Джером Клапка Джером
КАК МЫ ПИСАЛИ РОМАН
Много лет назад, когда я был ребенком, мы жили в большом доме на какой-то прямой и длинной, закопченной улице лондонского Ист-Энда. Улица была шумной и многолюдной в дневные часы, но тихой и пустынной по ночам. В темноте немногочисленным газовым фонарям приходилось играть роль маяков, так как освещать путь им было не под силу. Шаги полисмена, обходившего свой бесконечный участок, то удалялись, то приближались, замирая на короткое мгновение, когда он останавливался, чтобы проверить, хорошо ли заперты двери и окна, или осветить фонариком какой-нибудь темный проулок, ведущий вниз к реке.
У нашего дома было много преимуществ — так мой отец обычно говорил друзьям, выражавшим удивление по Поводу выбранного им местожительства, а для моего детского, болезненно впечатлительного ума одним из главных достоинств было то, что задние окна нашей квартиры выходили на старинное и густо населенное кладбище. Часто по вечерам я тайком вылезал из-под одеяла и, забравшись на высокий дубовый ларь, стоявший под окном моей комнаты, со страхом смотрел вниз на старые серые могильные плиты, воображая, что крадущиеся между ними тени — это призраки, грязноватые привидения, которые утратили свою естественную белизну и от городского дыма стали тусклыми, подобно снегу, лежавшему порой между могил.

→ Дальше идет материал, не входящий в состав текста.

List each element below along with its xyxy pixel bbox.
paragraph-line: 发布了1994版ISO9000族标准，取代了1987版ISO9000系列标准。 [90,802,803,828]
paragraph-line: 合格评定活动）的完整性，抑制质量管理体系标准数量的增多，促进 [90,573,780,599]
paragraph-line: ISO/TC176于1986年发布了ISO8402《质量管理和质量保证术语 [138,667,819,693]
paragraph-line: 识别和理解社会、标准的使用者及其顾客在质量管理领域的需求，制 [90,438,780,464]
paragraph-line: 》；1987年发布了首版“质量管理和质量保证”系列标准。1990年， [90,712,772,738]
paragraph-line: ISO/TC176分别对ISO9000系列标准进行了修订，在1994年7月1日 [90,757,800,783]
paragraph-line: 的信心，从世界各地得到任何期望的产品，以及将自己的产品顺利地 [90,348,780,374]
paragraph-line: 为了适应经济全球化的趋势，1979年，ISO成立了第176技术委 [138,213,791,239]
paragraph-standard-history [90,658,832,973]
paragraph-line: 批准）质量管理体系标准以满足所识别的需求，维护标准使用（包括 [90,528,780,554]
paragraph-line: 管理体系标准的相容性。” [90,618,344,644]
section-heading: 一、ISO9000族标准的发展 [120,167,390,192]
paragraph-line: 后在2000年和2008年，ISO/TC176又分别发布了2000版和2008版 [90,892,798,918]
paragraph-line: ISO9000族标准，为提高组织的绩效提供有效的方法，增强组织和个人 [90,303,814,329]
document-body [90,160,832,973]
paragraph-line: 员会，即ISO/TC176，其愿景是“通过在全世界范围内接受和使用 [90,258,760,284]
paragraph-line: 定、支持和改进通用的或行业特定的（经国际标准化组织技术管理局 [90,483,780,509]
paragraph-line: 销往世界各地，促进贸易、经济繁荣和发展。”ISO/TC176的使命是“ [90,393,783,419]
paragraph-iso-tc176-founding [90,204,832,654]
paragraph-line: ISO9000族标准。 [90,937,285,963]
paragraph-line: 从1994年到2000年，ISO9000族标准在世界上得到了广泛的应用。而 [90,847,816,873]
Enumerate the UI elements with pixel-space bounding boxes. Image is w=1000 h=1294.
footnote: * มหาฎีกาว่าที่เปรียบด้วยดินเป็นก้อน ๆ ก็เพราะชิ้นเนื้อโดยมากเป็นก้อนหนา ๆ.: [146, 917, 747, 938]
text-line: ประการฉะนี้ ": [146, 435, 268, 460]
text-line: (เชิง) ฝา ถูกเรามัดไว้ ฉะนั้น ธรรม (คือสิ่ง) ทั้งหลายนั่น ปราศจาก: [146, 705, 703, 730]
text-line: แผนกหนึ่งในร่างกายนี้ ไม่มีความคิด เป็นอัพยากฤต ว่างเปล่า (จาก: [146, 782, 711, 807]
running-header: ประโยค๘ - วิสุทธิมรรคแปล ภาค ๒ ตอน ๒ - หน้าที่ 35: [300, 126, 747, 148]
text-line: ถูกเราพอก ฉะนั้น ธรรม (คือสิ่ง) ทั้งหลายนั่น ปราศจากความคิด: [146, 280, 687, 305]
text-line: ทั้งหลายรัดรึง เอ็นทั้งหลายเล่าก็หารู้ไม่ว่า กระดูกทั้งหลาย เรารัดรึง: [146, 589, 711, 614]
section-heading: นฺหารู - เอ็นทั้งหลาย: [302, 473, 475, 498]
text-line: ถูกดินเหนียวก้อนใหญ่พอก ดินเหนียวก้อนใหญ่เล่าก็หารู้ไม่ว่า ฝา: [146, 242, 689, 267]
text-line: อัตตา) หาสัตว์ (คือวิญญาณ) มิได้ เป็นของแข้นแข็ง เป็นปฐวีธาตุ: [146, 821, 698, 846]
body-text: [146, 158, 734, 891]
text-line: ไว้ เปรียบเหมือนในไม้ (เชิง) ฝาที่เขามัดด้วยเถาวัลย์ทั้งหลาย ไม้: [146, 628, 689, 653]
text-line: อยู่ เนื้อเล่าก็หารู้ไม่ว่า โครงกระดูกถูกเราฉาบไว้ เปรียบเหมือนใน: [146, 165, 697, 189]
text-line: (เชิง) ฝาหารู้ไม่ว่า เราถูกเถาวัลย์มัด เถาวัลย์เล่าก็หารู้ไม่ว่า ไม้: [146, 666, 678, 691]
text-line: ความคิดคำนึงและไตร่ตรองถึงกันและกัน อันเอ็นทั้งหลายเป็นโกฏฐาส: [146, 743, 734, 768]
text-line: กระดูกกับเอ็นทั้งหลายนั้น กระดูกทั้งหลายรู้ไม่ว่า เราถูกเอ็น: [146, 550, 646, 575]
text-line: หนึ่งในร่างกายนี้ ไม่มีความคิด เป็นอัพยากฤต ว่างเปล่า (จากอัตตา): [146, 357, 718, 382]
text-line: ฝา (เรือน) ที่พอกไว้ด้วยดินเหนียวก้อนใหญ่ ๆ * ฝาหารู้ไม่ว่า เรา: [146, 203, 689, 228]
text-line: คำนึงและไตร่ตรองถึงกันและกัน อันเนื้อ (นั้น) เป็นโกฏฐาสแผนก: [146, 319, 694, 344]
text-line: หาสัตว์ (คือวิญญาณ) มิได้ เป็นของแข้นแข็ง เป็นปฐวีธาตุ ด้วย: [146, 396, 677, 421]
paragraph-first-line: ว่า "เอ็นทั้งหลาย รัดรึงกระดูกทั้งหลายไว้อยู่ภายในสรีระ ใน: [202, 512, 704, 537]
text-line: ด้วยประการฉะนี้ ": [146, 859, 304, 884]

Я внушил себе, что это привидения, и в конце концов начал относиться к ним совсем по-дружески. Меня интересовало, что они думают, видя, как исчезают буквы их имен на могильных плитах, вспоминают ли о прошлом, желая быть снова живыми, или же чувствуют себя более счастливыми, чем при жизни. Но подобные мысли нагоняли еще большую грусть.
Как-то вечером, когда я сидел и смотрел в окно, я почувствовал прикосновение руки к моему плечу. Я не испугался, так как это была нежная и мягкая, хорошо знакомая мне рука, и просто прижался к ней щекою.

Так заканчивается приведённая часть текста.